Summary of common knowledge points and methods of digital simulation
- One 、 Comprehensive evaluation method
- Two 、 Interpolation and fitting ( Numerical calculation method )
- 3、 ... and 、 Hypothesis testing ( Probability theory and mathematical statistical methods )
- Four 、 Return to
- 5、 ... and 、 graph theory
- 6、 ... and 、 classification
- 7、 ... and 、 clustering
- 8、 ... and 、 Time series analysis
- Nine 、 forecast
- Ten 、 Common planning problems (lingo)
- 11、 ... and 、 Other supplements
One 、 Comprehensive evaluation method
According to the theoretical basis of each evaluation method , Modern comprehensive evaluation methods can be roughly divided into the following four categories :
1、 Expert evaluation method
2、 Operations research and other mathematical methods
2.1、 Analytic hierarchy process (AHP)
2.2 、 Fuzzy comprehensive evaluation method (FCE)
2.3 、 Data envelopment analysis (DEA)
3 、 Based on statistical and economic methods
3.1 、TOPSIS Evaluation method , Entropy weight method can be used for optimization
3.2 、 Primary and secondary analysis and factor analysis
Principal component analysis overcomes Correlation 、 Overlapping , Replace more variables with fewer variables , This substitution can reflect most of the information of the original multiple variables , This is actually a kind of “ Dimension reduction ” Thought . Factor analysis uses a few hypothetical variables to represent its basic data structure . These hypothetical variables can reflect the main information of many original variables . The original variable is an observable explicit variable , Hypothetical variables are unobservable potential variables , It's called a factor .
3.3 、 Cost benefit method
4 、 New evaluation method
4.1 、 Artificial neural network evaluation method (ANN)
be based on BP The comprehensive evaluation method of artificial neural network has the advantages of fast operation 、 Efficient problem solving 、 Strong self-learning ability 、 Strong fault tolerance and other advantages , The process of comprehensive evaluation by evaluation experts is well simulated , Therefore, it has broad application prospects .
4.2 、 Grey comprehensive evaluation method
Grey system theory mainly uses the known information to determine the unknown information of the system , Make the system from “ ash ” change “ white ”. Its biggest feature is that there is no strict requirement on the sample size , Don't obey any distribution . Grey correlation degree is one of the main aspects of the application of grey system theory .
5、 Hybrid method : Combined evaluation method
Two 、 Interpolation and fitting ( Numerical calculation method )
1、 interpolation
1.1、 Newton interpolation 1.2、 Lagrange interpolation 1.3、 Emmett interpolation 1.4、 Spline interpolation
2、 fitting
2.1 Least squares fit 2.2 Best approximation ( Best square 、 Best consistency, etc )
3、 ... and 、 Hypothesis testing ( Probability theory and mathematical statistical methods )

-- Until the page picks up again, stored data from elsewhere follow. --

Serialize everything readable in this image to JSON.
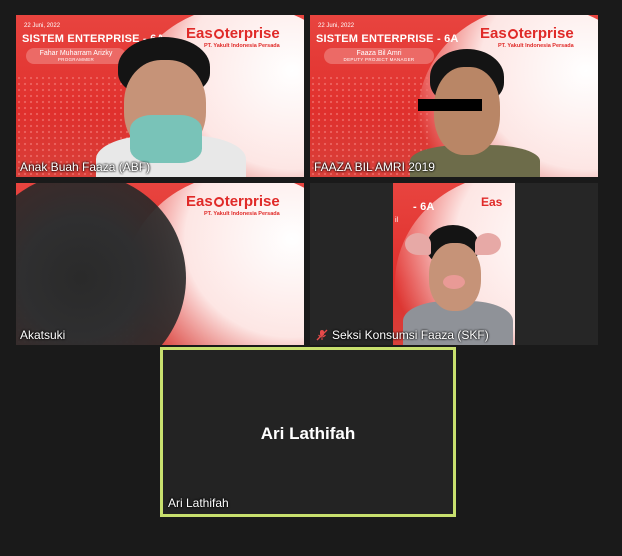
{
  "participants": [
    {
      "name": "Anak Buah Faaza (ABF)"
    },
    {
      "name": "FAAZA BIL AMRI 2019"
    },
    {
      "name": "Akatsuki"
    },
    {
      "name": "Seksi Konsumsi Faaza (SKF)"
    },
    {
      "name": "Ari Lathifah"
    }
  ],
  "active_speaker": {
    "display": "Ari Lathifah",
    "label": "Ari Lathifah"
  },
  "slides": {
    "date": "22 Juni, 2022",
    "event": "SISTEM ENTERPRISE - 6A",
    "brand_left": "Eas",
    "brand_right": "terprise",
    "brand_sub": "PT. Yakult Indonesia Persada",
    "presenter1": {
      "name": "Fahar Muharram Arizky",
      "role": "PROGRAMMER"
    },
    "presenter2": {
      "name": "Faaza Bil Amri",
      "role": "DEPUTY PROJECT MANAGER"
    },
    "partial_title": "- 6A",
    "partial_label": "il"
  },
  "colors": {
    "slide_red": "#e0302d",
    "active_border": "#c8e06e",
    "background": "#1a1a1a"
  }
}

1、 The correlation coefficient
1.1、 Pearson correlation coefficient
Pearson correlation coefficient is applicable to continuous variables with normal distribution . Sensitive to outliers . Usually I use t Test and other methods to test the Pearson correlation coefficient . We need to confirm that these two variables are linearly related . Continuous data , Normal distribution , linear relationship , All meet , Pearson correlation coefficient is the most appropriate . If the data is sequenced , Then use Spearman rank correlation coefficient .
1.2、 Spearman correlation coefficient
Another definition : Pearson correlation coefficient between grades . Pearson correlation coefficient is applicable to linear relationship , And Spearman correlation coefficient is applicable to monotonic relation ( The slope of the linear relationship is fixed ). Pearson correlation coefficient is calculated using metadata , Spearman correlation coefficient is calculated based on rank .
1.3、 Kendall's tau coefficient
Kendall's tau coefficient , Also known as Kendall rank correlation coefficient , It is also a rank correlation coefficient , however , Its target object is an ordered class variable , For example, ranking 、 age group 、 Obesity rating ( Severe obesity , Moderate obesity 、 Mild obesity 、 Not fat ) etc. . It can measure the monotonic relationship between two ordered variables .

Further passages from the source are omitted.